Cheap Seats 2018Faux-bia - 10/31
By Rich Trzupek
On the one hand, it’s good to see almost universal condemnation of the slaughter of eleven Jewish worshippers at a Synagogue in Pittsburgh last week. On the other hand, attempts to equate anti-Semitism with so-called Islamophobia are depressing.
United Nations Secretary-General Antonio Guterres was a poster-boy for this confused, but politically-correct way of thinking. In a statement released by the UN, Guterres said in part:
“The Secretary-General calls for a united front — bringing together authorities at all levels, civil society, religious and community leaders and the public at large — to roll back the forces of racism, anti-Semitism, Islamophobia and other forms of hatred, bigotry, discrimination and xenophobia gaining strength in many parts of the world.”
We’re all on board being against hatred, bigotry, etc. But to equate the reality of violent anti-Semitism with the fantasy of Islamophobia? Give me a break.
I’m not a Bill Maher fan, but the left-wing commentator occasionally gets it right. He understands and is willing to speak out against the threat that violent, fundamentalist Islam represents to the rest of the world and especially to Jews.

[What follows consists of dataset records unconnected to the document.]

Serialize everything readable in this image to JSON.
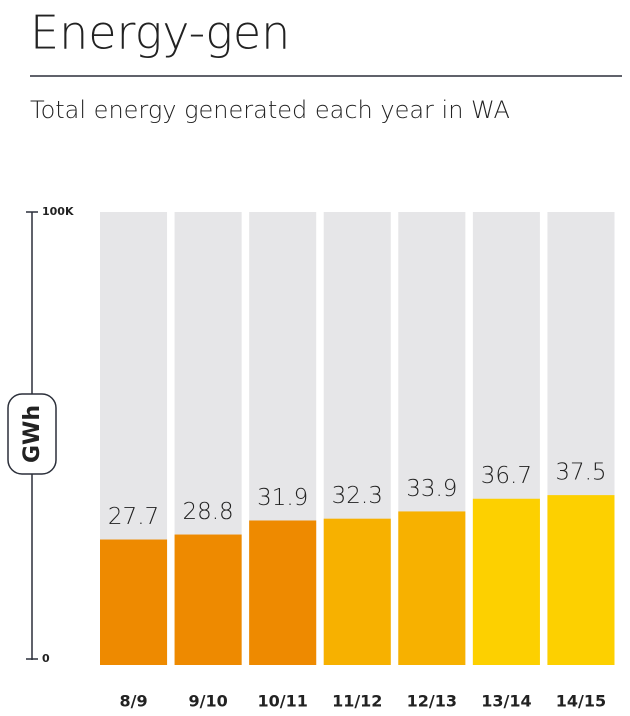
{
  "chart_data": {
    "type": "bar",
    "title": "Energy-gen",
    "subtitle": "Total energy generated each year in WA",
    "y_label": "GWh",
    "categories": [
      "8/9",
      "9/10",
      "10/11",
      "11/12",
      "12/13",
      "13/14",
      "14/15"
    ],
    "values": [
      27700,
      28800,
      31900,
      32300,
      33900,
      36700,
      37500
    ],
    "value_labels": [
      "27.7",
      "28.8",
      "31.9",
      "32.3",
      "33.9",
      "36.7",
      "37.5"
    ],
    "colors": [
      "#ee8a00",
      "#ee8a00",
      "#ee8a00",
      "#f7b100",
      "#f7b100",
      "#fdd000",
      "#fdd000"
    ],
    "ylim": [
      0,
      100000
    ],
    "yticks": [
      0,
      {
        "value": 100000,
        "label": "100K"
      }
    ]
  }
}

“Jews weren’t oppressing anybody,” Maher noted back in 2014. “There weren’t 5,000 militant Jewish groups. They didn’t do a study of treatment of women around the world and find that Jews were at the bottom of it. There weren’t 10 Jewish countries in the world that were putting gay people to death just for being gay.”
Violence is, in many ways, a part of life. It always has been and always will. The on-going battle to prevent violence necessarily requires one to understand the causes of violence.
The brand of violence that is fundamentalist Islam traces its roots back to the Ayatollah Khomeini. In 1989 Khomeini famously issued a fatwa calling for the death of Salman Rushdie, author of the “The Satanic Verses,” a novel Khomeini and other Islamic fanatics deemed blasphemous.
This was a turning point in history. The leader of a theocracy reached out across the borders of the nation he ruled in an attempt to impose his version of religious purity in a nation (the United Kingdom) in which he had no legal authority.
Such things happened in Christian nations back it medieval times, but we’ve progressed a bit since then. Not so fundamentalist Islam. Putting out a hit on an obscure author living in another nation for the sin of saying something Khomeini didn’t like was barbaric, medieval act, but then fundamentalist Islam wax and remains a medieval religion.
The west’s reaction to Khomeini’s barbarism then was much the same as it is today: Tut-tut a bit, but be very careful not to further inflame the barbarians with open criticism or – God forbid – actual punitive action.
Conflating anti-Semitism with “Islamophobia” is simply more of the same. It’s a deflection. It’s a smokescreen. It’s sticking one’s head in the sand.
Jews across the world and especially Jews who live in Israel are in real danger for their lives, every day. They’re endangered by an idea – the idea that someone could know, with absolute certainty, God’s Will.
My sympathies go out to those who lost their lives in Pittsburgh last week. May they rest in peace.